The context of our knowledge expands and we learn more. Learning more with new discoveries does not invalidate the facts and principles we already knew unless a genuine mistake is uncovered. Electrodynamics did not invalidate Newton's mechanics. Newton's laws are just as true today as they were when he formulated them about the same facts of nature.
Science is objective, neither a mystical insight with assumed infinite precision nor a succession of exploded fallacies. Theology and Pragmatist philosophy are a false alternative.
Don't trouble yourself over it; it's a real-life nickname I've carried since the mid 1980s. My wife calls me Animal.
Your comments are thought-provoking and well taken.
I think that you might be a little too rigid. I think that most people knowledgeable about him would agree that Michael Faraday was one the best scientists of all time. He had not gone to school to earn a "degree". Still, he was one of the most influential scientists of all time.
I think that you have to agree that science, by definition, is the search about the facts of reality (or existence). It is the exponential growth of knowledge that imposed specialization. It is continuously necessary to know more and more to be able to advance a scientific field. Knowledge is required basis for advancement into new knowledge. And given the infinity of "things" and "phenomena" in that reality, "sky is the limit". Hence, bigger and bigger teams of scientists needed to make a new discovery. And discoveries get to be incrementally smaller and smaller.

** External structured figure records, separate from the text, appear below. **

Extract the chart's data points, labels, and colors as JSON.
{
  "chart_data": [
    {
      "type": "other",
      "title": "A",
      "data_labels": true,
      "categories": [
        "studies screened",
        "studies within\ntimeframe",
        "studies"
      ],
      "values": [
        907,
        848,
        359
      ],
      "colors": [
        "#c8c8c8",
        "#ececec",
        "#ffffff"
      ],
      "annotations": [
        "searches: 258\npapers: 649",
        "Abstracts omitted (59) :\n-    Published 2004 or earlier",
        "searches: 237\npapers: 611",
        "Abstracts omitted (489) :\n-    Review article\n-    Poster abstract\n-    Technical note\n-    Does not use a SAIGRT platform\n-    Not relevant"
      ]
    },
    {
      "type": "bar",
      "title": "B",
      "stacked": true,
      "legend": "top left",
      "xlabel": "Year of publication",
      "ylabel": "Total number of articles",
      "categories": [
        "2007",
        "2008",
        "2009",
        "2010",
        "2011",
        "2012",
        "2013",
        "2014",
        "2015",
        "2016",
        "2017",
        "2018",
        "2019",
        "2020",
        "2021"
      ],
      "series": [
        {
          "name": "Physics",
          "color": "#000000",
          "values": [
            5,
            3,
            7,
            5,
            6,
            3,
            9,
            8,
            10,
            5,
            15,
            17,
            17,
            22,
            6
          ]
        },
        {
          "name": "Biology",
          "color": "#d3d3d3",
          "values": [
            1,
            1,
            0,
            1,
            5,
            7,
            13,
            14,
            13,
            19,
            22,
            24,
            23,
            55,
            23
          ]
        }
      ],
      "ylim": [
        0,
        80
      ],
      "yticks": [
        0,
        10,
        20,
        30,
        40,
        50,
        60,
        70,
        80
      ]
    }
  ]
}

Also, I do not think it right to exclude, say, a chemist from an intelligent, knowledgeable and productive discussion of climate. I can think of innumerable combinations of scientific fields where productive insights can be gained from inputs from different scientific "branches". In fact, "interfaces" among those "branches" are often the most fertile grounds for advancement.
Also, there are plenty of, is it ignorami? ;-), with fancy degrees from even fancier schools, just as there are many very knowledgeable people without any degrees. Isn't it very difficult to ascertain how much of what someone knows?
One last comment. Techne is Greek for art. I will quote Leslie Groves (who knows who said it before him?): "Engineering is ART OF THINGS THAT WORK." I find that definition simply beautiful. Engineers need knowledge from a number of scientific fields to do their thing. To design a new model they go to the most recent prior model that worked (most of the time). Then they have to gamble. No way you can test for 40 years a model that is expected to function ("work") 40 years. Takes guts.
Just my comments on the theme.
Stay well.
Sincerely,
Maritimus
But it is correct, if someone refers to person A as a "scientist," to object that this statement is inconclusive; the obvious reply is "what kind of scientist?"